Was muss ich einem Flüchtling bieten und was darf das kosten?
Es gibt Vorgaben, wie groß die Wohnung sein darf und wie viel sie kosten
darf. Fragen Sie das zuständige Sozialamt. Die teure Wohnung im
angesagtesten Bezirk der Stadt werden Sie auf diesem Weg jedenfalls nicht
vermietet kriegen. Zimmer oder Wohnung sollten so groß sein, dass darin
auch wirklich jemand leben kann. Versuchen Sie nicht, die Zustände in den
Flüchtlingsunterkünften zu imitieren. Sanitäre Anlagen und eine
Kochmöglichkeit sind Standard. Ein Supermarkt und öffentliche
Verkehrsmittel in der Nähe wären auch nicht schlecht. Miete und Heizkosten
werden bis zu einer gewissen Höhe von der Kommune übernommen. Für alles
andere müssen die Flüchtlinge selbst aufkommen – mit dem Geld aus den
Sozialleistungen, die sie erhalten.
Gibt es staatliche Entschädigung für die Aufnahme eines Flüchtlings?
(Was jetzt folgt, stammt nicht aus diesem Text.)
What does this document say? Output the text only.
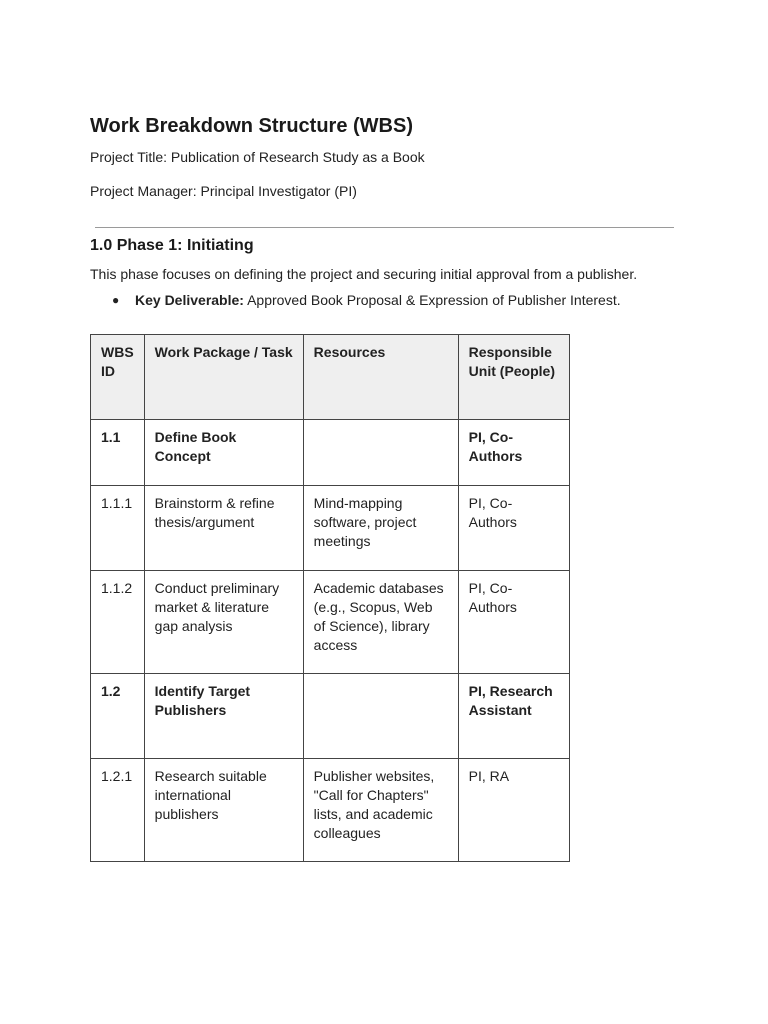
Work Breakdown Structure (WBS)

Project Title: Publication of Research Study as a Book

Project Manager: Principal Investigator (PI)

1.0 Phase 1: Initiating

This phase focuses on defining the project and securing initial approval from a publisher.

● Key Deliverable: Approved Book Proposal & Expression of Publisher Interest.
WBS ID	Work Package / Task	Resources	Responsible Unit (People)
1.1	Define Book Concept		PI, Co-Authors
1.1.1	Brainstorm & refine thesis/argument	Mind-mapping software, project meetings	PI, Co-Authors
1.1.2	Conduct preliminary market & literature gap analysis	Academic databases (e.g., Scopus, Web of Science), library access	PI, Co-Authors
1.2	Identify Target Publishers		PI, Research Assistant
1.2.1	Research suitable international publishers	Publisher websites, "Call for Chapters" lists, and academic colleagues	PI, RA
So läuft das nicht. Aus der Sicht des Staats ist es nicht vorgesehen, dass
die Aufnahme eines Flüchtlings zusätzliche Kosten verursacht. Und gute
Menschen bekommen kein Geld dafür, gute Menschen zu sein. Stattdessen gibt
es gutes Karma.
Ich besitze ein leerstehendes Gebäude, kann ich das vermieten?
Klar. Wenn das Haus so aussieht, dass auch Sie darin wohnen würden. Am
Besten wenden Sie sich direkt an eine Organisation wie die Caritas oder an
Ihre Stadtverwaltung und fragen dort nach. In Berlin gibt es unter anderem
das Projekt „Wohnungen für Flüchtlinge“ des Evangelischen Jugend- und
Fürsorgewerks, an das Sie sich wenden können.
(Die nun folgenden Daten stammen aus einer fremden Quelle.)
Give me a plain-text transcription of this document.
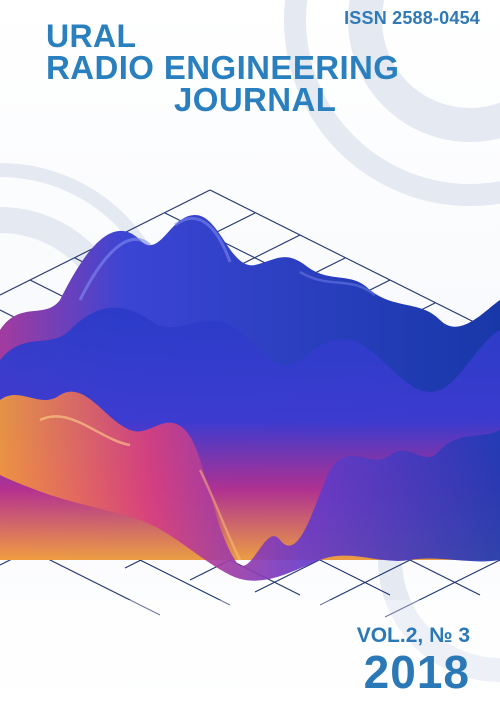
ISSN 2588-0454
URAL
RADIO ENGINEERING
JOURNAL
VOL.2, № 3
2018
Wie lange soll der Flüchtling bei mir wohnen?
Es ist lobenswert, Menschen in der Not vorübergehend aufzunehmen.
Grundsätzlich wäre es jedoch zielführender, wenn Sie Flüchtlingen eine
langfristige und stabile Lösung anzubieten hätten. Das wäre eine
willkommene Abwechslung zu dem Chaos, das Menschen auf der Flucht oft
erleben.
Darf der Flüchtling bei mir arbeiten?
Wenn er oder sie eine Arbeitserlaubnis hat und einen Job gegen Bezahlung
erledigen soll, nur zu. Alles, was über übliche WG-Pflichten in einer
gemeinsamen Wohnung hinausgeht und als Gegenleistung für Hilfsbereitschaft
verlangt wird: nein. Wenn Sie Fragen haben, melden Sie sich gern bei Pro
Asyl.
Wie viele Flüchtlinge darf ich aufnehmen?
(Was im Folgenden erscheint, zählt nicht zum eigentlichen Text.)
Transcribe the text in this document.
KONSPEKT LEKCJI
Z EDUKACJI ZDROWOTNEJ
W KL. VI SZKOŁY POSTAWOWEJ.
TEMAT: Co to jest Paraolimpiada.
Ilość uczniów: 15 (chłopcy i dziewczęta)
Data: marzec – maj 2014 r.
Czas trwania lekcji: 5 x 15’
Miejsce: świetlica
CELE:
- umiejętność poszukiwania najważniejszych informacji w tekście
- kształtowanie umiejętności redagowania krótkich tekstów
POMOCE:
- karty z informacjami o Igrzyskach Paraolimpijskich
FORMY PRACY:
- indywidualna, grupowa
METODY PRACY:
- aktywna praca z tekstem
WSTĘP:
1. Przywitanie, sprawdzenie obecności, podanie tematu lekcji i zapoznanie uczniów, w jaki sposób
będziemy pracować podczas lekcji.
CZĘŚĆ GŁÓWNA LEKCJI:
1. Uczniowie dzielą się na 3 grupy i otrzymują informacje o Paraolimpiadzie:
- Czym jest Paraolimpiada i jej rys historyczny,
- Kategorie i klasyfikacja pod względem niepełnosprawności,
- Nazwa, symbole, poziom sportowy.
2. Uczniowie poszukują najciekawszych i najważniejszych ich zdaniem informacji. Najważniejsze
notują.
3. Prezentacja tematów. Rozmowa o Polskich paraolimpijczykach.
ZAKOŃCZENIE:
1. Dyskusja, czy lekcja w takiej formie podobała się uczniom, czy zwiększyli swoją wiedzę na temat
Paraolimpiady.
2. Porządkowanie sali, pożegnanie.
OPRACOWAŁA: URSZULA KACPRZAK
So viele wie Sie Platz haben. Aber Sie dürfen eine Wohnung in Deutschland
nicht überbelegen, egal ob mit Flüchtlingen oder nicht. Steht alles in
einem Bundesgesetz.
Bin ich in irgendeiner Weise verantwortlich für meinen neuen Mieter oder
Mitbewohner?
Nein. Es mag beispielsweise eine gute Idee scheinen, Wohnraum gratis an
Flüchtlinge zu vergeben. Aber das wird leicht zu einem gegenseitigen
Abhängigkeitsverhältnis. Dort der Gönner, der seine Hilfe aber auch nicht
so einfach wieder entziehen kann, ohne ein Arschloch zu sein. Hier der
Hilfsempfänger, der auf das Wohlwollen seines Mäzen angewiesen ist und das
Gefühl hat, ihm etwas schuldig zu sein.
Schließen Sie einen Vertrag ab, ziehen Sie Grenzen. Oft haben Menschen, die
nach Deutschland kommen, ihren ganzen Besitz verloren. Hier müssen sie von
vorn anfangen. Die Wohnung zu bezahlen hilft ihnen, auch wieder ein Gefühl
der eigenen vier Wände und Selbstbestimmung zu empfinden.
Was mache ich, wenn ich möchte, dass der Flüchtling wieder auszieht?
Wer einen Mietvertrag hat, hat eine Kündigungsfrist.
Wer hilft mir bei Verständigungsproblemen?
Rein theoretisch wären die Kommunen für Dolmetscher zuständig. In der
Praxis ist das oft schwierig. Am besten sucht man frühzeitig eine geeignete
Beratungsstelle vor Ort und macht gleich Druck, denn der Staat sollte
zumindest für professionelle Unterstützung sorgen, wenn er bei der
Unterbringung schon versagt hat.
Was mache ich, wenn andere Familienmitglieder nachziehen wollen?
Die Angst, dass zwanzig Menschen in Ihrer Wohnung leben möchten, ist wohl
eher unbegründet. Und wie schon gesagt, Überbelegung ist verboten.
Wie sehr darf ich einem Flüchtling helfen?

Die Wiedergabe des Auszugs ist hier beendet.